PROLONGED CONTINUOUS ELECTROCARDIOGRAPHIC MONITORING PRIOR TO TRANSCATHETER AORTIC VALVE REPLACEMENT: THE PARE STUDY
Asmarats, et al.
JACC: Cardiovascular InterventionS
2020/07/15
Highlights
Prolonged continuous ECG monitoring in TAVR candidates allowed identification of previously unknown arrhythmic events in nearly one-half of the patients, leading to prompt therapeutic measures (pre-TAVR) in about one-fourth of them.

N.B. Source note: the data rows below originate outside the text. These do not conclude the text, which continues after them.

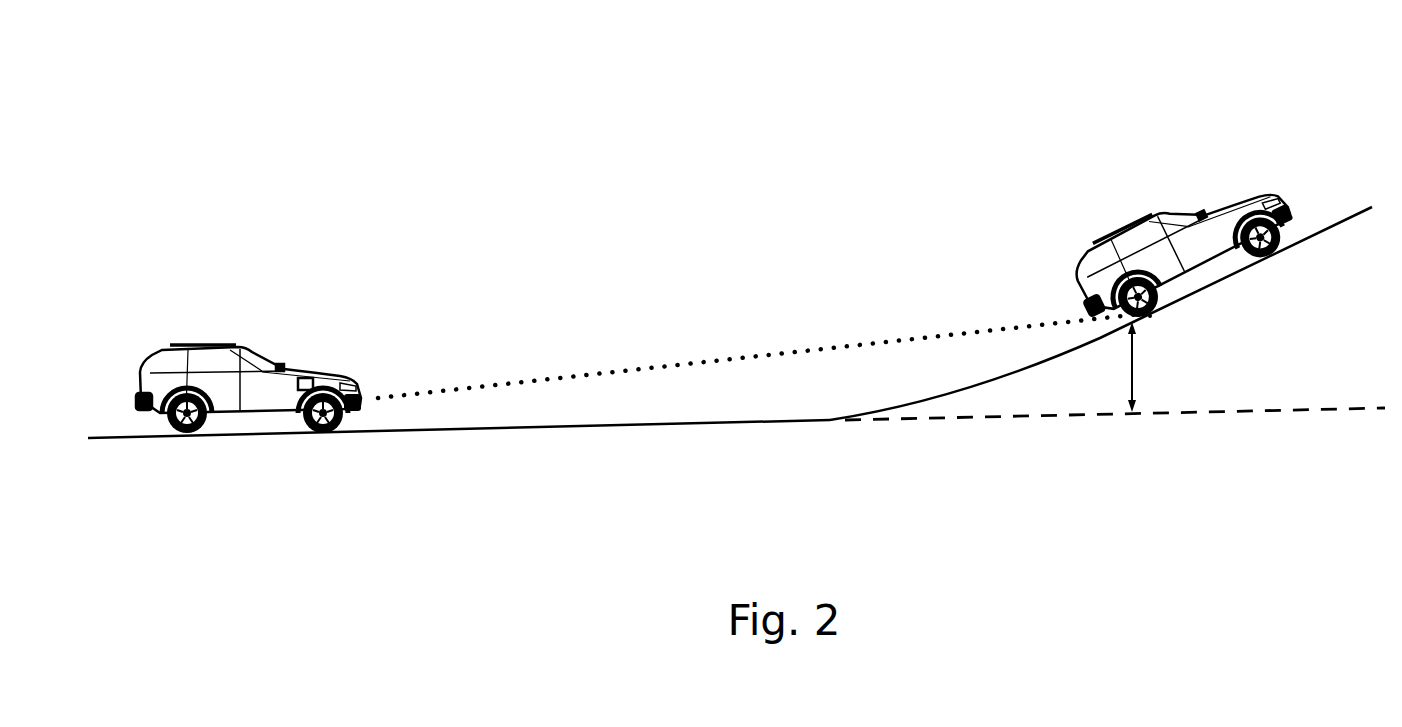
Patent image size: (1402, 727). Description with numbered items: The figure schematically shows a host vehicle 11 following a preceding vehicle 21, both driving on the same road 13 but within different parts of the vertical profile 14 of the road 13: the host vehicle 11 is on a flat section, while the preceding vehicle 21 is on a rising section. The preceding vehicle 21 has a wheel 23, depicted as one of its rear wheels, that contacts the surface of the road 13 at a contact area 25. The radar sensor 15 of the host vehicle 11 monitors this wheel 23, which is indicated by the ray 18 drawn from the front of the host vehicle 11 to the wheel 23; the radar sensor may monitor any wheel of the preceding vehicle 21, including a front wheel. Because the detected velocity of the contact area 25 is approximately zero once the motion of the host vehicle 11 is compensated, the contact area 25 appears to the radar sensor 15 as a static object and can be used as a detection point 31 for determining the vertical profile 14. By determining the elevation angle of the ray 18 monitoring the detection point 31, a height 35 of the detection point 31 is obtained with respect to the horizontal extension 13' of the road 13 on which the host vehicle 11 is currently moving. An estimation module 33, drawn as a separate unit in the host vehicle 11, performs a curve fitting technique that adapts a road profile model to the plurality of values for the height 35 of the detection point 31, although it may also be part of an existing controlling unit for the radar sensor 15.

The host vehicle 11 is at (257, 365).
The road 13 is at (457, 461).
The horizontal extension of the road 13' is at (1115, 440).
The vertical profile of the road 14 is at (1345, 213).
The radar sensor 15 is at (367, 397).
The ray 18 is at (605, 372).
The preceding vehicle 21 is at (1158, 206).
The wheel 23 is at (1130, 270).
The contact area 25 is at (1152, 315).
The detection point 31 is at (1158, 320).
The estimation module 33 is at (307, 378).
The height 35 is at (1134, 370).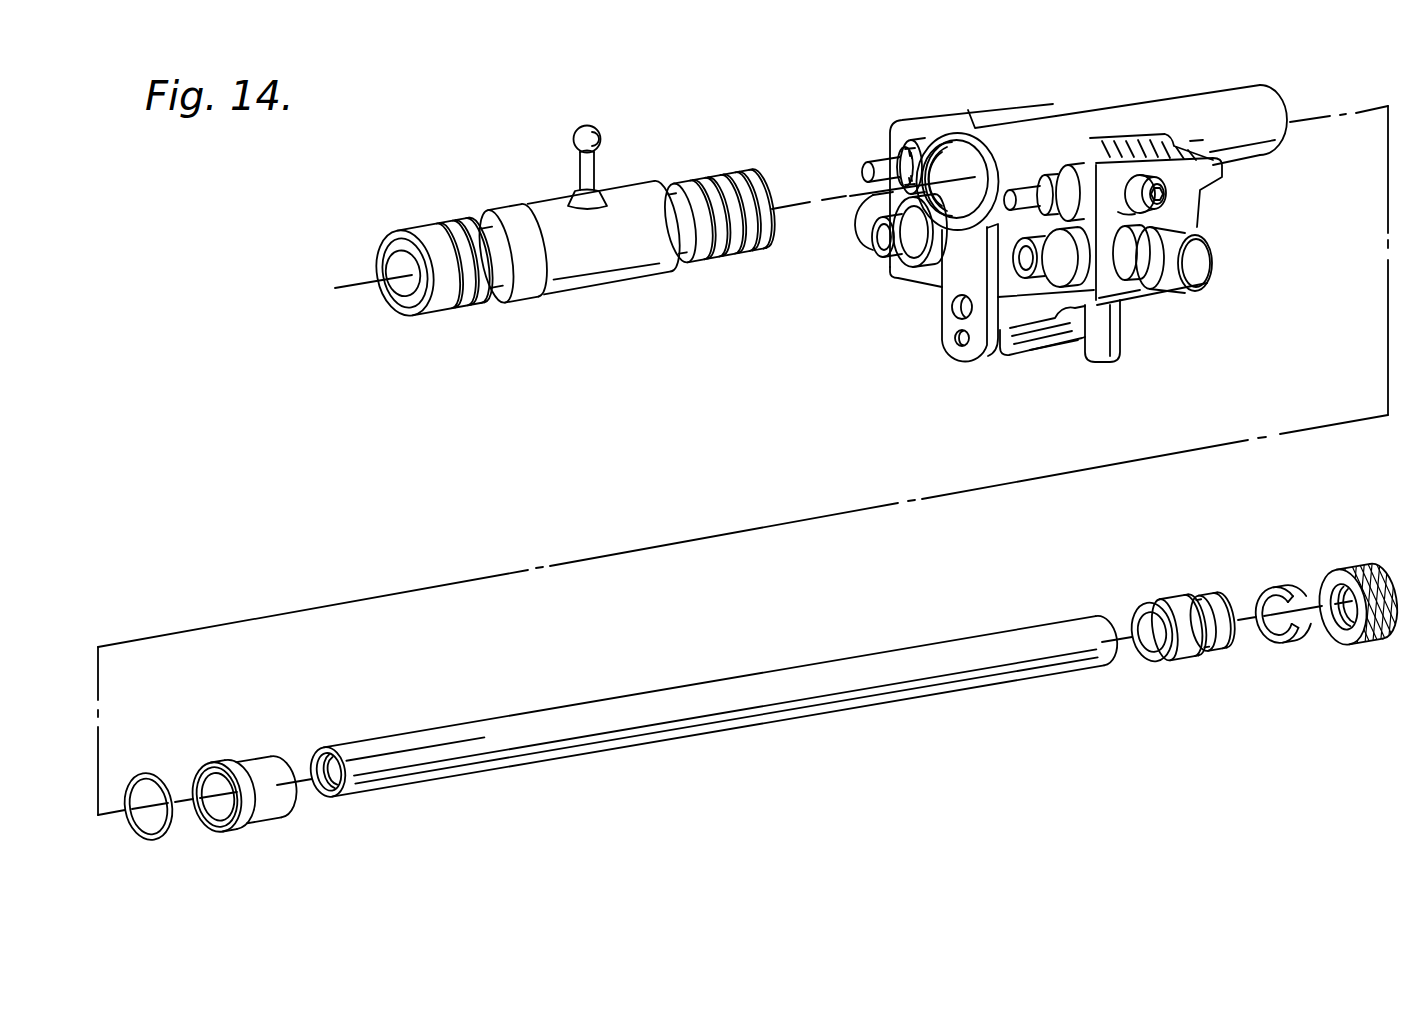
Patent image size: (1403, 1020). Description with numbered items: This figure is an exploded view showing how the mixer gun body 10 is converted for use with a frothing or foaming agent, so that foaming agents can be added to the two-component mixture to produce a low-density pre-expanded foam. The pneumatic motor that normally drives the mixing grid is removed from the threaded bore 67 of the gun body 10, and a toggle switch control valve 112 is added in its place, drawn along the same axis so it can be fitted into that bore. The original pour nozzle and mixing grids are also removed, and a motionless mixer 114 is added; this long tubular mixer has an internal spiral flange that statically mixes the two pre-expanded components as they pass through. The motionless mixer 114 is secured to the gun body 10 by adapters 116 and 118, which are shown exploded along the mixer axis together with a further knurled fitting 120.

The gun body 10 is at (1147, 98).
The threaded bore 67 is at (933, 132).
The toggle switch control valve 112 is at (608, 291).
The motionless mixer 114 is at (750, 673).
The adapter 116 is at (233, 762).
The adapter 118 is at (1183, 594).
The knurled cap 120 is at (1353, 566).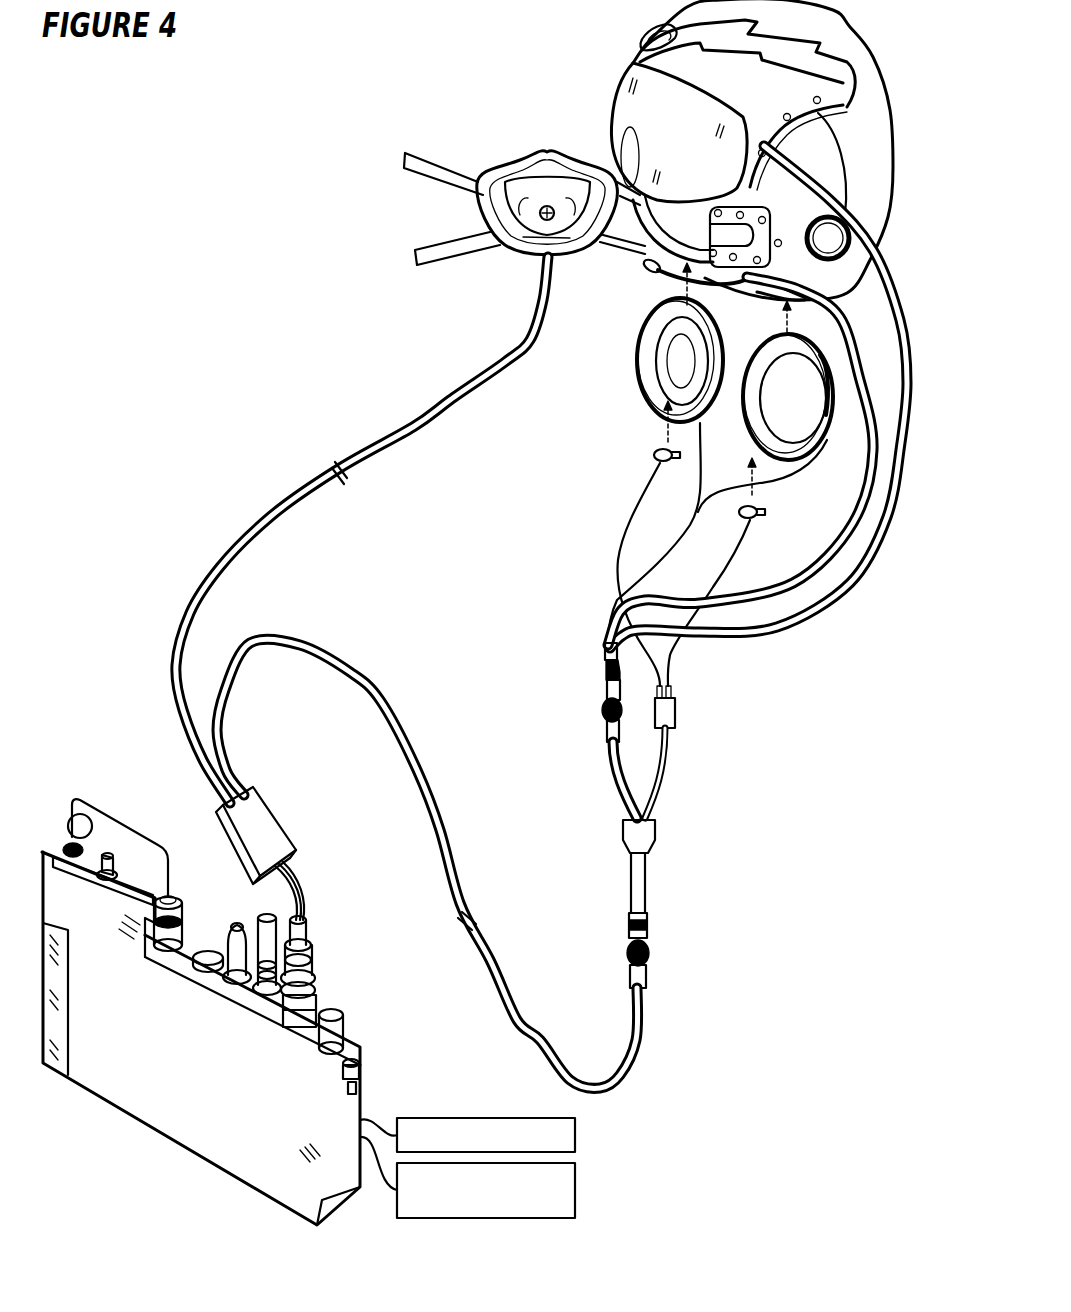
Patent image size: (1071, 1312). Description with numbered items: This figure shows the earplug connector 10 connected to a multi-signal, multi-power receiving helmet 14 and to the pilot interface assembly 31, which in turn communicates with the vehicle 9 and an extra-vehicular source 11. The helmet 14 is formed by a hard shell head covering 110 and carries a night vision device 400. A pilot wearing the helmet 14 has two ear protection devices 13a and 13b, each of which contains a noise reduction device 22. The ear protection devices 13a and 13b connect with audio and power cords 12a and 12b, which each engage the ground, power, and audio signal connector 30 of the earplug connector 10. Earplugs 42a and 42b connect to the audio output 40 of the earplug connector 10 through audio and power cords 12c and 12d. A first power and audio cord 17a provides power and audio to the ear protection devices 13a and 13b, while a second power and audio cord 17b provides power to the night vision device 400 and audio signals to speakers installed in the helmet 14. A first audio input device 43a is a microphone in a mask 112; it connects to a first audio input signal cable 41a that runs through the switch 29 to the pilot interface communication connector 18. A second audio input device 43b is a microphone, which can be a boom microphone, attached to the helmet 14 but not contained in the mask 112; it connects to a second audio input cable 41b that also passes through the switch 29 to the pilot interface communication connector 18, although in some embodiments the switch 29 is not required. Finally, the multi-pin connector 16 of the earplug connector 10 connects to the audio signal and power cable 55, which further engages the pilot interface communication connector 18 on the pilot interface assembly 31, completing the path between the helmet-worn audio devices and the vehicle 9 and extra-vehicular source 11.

Chronic renal failure, higher valve calcification, and left ventricular dysfunction determined an increased risk of arrhythmic events pre-TAVR.
Abstract
Objectives
This study sought to determine, using continuous electrocardiographic monitoring (CEM) pre–transcatheter aortic valve replacement (TAVR), the incidence and type of unknown pre-existing arrhythmic events (AEs) in TAVR candidates, and to evaluate the occurrence and impact of therapeutic changes secondary to the detection of AEs pre-TAVR.
Background
Scarce data exist on the arrhythmic burden of TAVR candidates (pre-procedure).
Methods
This was a prospective study including 106 patients with severe aortic stenosis and no prior permanent pacemaker screened for TAVR. A prolonged (1 week) CEM was implanted within the 3 months pre-TAVR. Following heart team evaluation, 90 patients underwent elective TAVR.
Results
New AEs were detected by CEM in 51 (48.1%) patients, leading to a treatment change in 14 of 51 (27.5%) patients. Atrial fibrillation or tachycardia was detected in 8 of 79 (10.1%) patients without known atrial fibrillation or tachycardia, and nonsustained ventricular arrhythmias were detected in 31 (29.2%) patients. Significant bradyarrhythmias were observed in 22 (20.8%) patients, leading to treatment change and permanent pacemaker in 8 of 22 (36.4%) and 4 of 22 (18.2%) patients, respectively. The detection of bradyarrhythmias increased up to 30% and 47% among those patients with pre-existing first-degree atrioventricular block and right bundle branch block, respectively. Chronic renal failure, higher valve calcification, and left ventricular dysfunction determined (or tended to determine) an increased risk of AEs pre-TAVR (p = 0.028, 0.052, and 0.069, respectively). New onset AEs post-TAVR occurred in 22.1% of patients, and CEM pre-TAVR allowed early arrhythmia diagnosis in one-third of them.
Conclusions
Prolonged CEM in TAVR candidates allowed identification of previously unknown AEs in nearly one-half of the patients, leading to prompt therapeutic measures (pre-TAVR) in about one-fourth of them. Pre-existing conduction disturbances (particularly right bundle branch block) and chronic renal failure were associated with a higher burden of AEs.